"This book tries to slow the quick jump to representational thinking and evaluative critique long enough to find ways of approaching the complex and uncertain objects that fascinate because they literally hit us or exert a pull on us. My effort here is not to finally 'know' them--to collect them into a good enough story of what's going on--but to fashion some form of address that is adequate to their form....In this book I am trying to create a contact zone for analysis."
Those sentences center the introduction of Kathleen Stewart's Ordinary Affects. (2007) Ostensibly a cryptic bundle of strangely engaging short stories, OA tells us about TVs, shopping malls, trips to 7-11, quiet drunks and the plastic talking owl that appeared at a Laurie Anderson concert.
I won't try to tell what it's about, much less what it means, even if I think I know. I will say that I am interested in storytelling as a genre, and I'm interested in learning about storytelling by telling stories. I'll also tell you that Stewart's stories are to be read in concert with several rock star theorists including Lauren Berlant, D&G, Raymond Williams, Roland Barthes, and Nigel Thrift.

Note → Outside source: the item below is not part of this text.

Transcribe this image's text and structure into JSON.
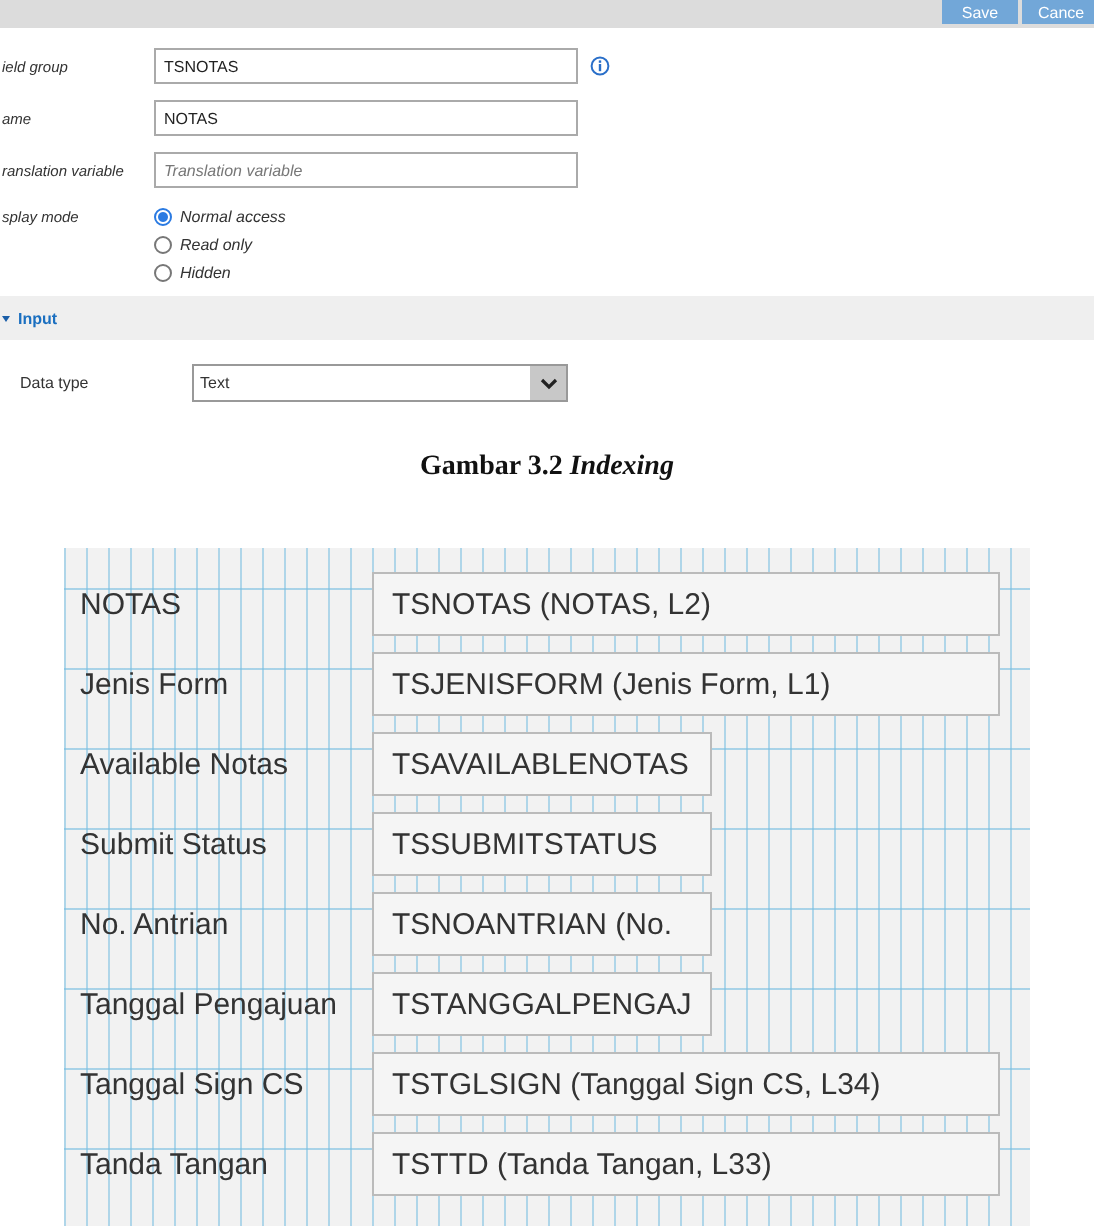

There we have two reasons for me to read this book. The third is its preoccupation with the Ordinary, which I feel free to lump loosely with the Everyday, which happens all the time. Soon I'll have to make explicit the points of contact between Everyday Life and the object of my research (my field), or admit that I'm only called to study EL because I find the object of my research to be hopelessly boring, banal, and devoid of scholarly sex appeal.